Em alta: visão integral de saúde

A visão integral da saúde não é necessariamente uma novidade. Desde 1998, a Organização Mundial de Saúde (OMS) já defende uma definição de saúde como um estado dinâmico de completo bem-estar físico, mental, espiritual e social. Ou seja, um conceito amplo que sugere um olhar para a totalidade do ser humano e para a harmonia entre diferentes aspectos da vida. E que leva em consideração mais aspectos do que apenas a ausência de enfermidades propriamente ditas. Mas o conceito ganhou mais força recentemente.

A OMS e outras instituições de referência ao redor do mundo já reconhecem que a abordagem integral da saúde pode contribuir para os indivíduos alcançarem um estado de bem-estar equilibrado. E assim também experimentarem uma vida mais saudável e satisfatória, incluindo até maiores índices de felicidade.

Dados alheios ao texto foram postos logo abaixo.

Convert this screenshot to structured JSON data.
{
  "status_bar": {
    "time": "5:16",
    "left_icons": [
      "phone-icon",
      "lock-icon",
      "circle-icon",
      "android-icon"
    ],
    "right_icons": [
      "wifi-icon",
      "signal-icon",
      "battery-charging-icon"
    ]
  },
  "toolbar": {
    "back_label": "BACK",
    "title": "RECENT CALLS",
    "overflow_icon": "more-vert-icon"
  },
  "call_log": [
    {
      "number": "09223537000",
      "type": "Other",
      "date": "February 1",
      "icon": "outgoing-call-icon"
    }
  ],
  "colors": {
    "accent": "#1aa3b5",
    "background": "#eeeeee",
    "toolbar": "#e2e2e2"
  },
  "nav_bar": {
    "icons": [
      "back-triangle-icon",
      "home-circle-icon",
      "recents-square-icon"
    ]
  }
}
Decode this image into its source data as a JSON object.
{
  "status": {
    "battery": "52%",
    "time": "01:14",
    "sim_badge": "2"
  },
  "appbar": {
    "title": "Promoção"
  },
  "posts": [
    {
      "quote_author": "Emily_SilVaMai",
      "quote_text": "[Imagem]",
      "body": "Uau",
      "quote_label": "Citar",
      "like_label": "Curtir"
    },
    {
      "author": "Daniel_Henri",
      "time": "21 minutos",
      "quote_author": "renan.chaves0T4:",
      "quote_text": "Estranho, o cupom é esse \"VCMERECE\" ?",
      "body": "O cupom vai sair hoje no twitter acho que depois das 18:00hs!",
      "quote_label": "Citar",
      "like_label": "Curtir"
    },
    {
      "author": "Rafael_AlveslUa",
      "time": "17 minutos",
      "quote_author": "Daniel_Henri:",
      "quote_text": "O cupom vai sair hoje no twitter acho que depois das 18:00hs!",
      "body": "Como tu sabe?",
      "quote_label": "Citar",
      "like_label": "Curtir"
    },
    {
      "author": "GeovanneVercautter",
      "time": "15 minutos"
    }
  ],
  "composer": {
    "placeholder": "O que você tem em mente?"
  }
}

Outro ponto que faz diferença para o segmento, sobretudo em matéria de sustentabilidade, é o papel que essa visão mais ampla de saúde tem na prevenção de doenças – o que gera redução nos custos, tanto na saúde pública quanto na saúde suplementar. Aspecto essencial para enfrentar os desafios que existem dentro desse setor em matéria de gestão e otimização de recursos. Afinal, além de melhor, prevenir é mais barato que remediar.

Como responder a essa demanda

A partir de estudos de mercado e de um processo criativo que contou com a participação de profissionais de diferentes segmentos da saúde, professores universitários e estudantes de ensino médio, a PUCPR lançou um curso novo: a Graduação 4D em Tecnologia em Saúde e Bem-Estar Integral.

A formação é ofertada de maneira 100% digital e tem duração de dois anos. Rápida e direta ao ponto para quem quer dar início à carreira já com uma visão ampliada do segmento da saúde. Ou para quem já atua nessa área, mas sente a necessidade de se atualizar e de melhorar o serviço prestado à sociedade.

O professor Caluê Papcke destaca três elementos que foram priorizados no processo de criação da nova graduação: “formação prática em meio digital, com profissionais de referência na área; autonomia para compor sua grade curricular, conforme o seu objetivo profissional; network com colegas e professores notáveis do curso e aproximação com profissionais da área que impulsionarão sua carreira como agente integrador da saúde”.

Papcke também comenta sobre as possibilidades de inserção profissional que se abrem para esse perfil de estudante, interessado em uma visão mais ampla do bem-estar humano. Entre elas, estão a de atuar com mentoria e aconselhamento sobre esse tema nas redes sociais; gestão de dados em grandes empresas e clínicas; e com práticas integrativas para o desenvolvimento de saúde e bem-estar.

Além disso, há o potencial de transformação na vida pessoal – tendo em vista que o curso pode auxiliar os estudantes em suas próprias jornadas de autocuidado, no desenvolvimento de inteligência emocional e visão sistêmica sobre alimentação e hábitos saudáveis.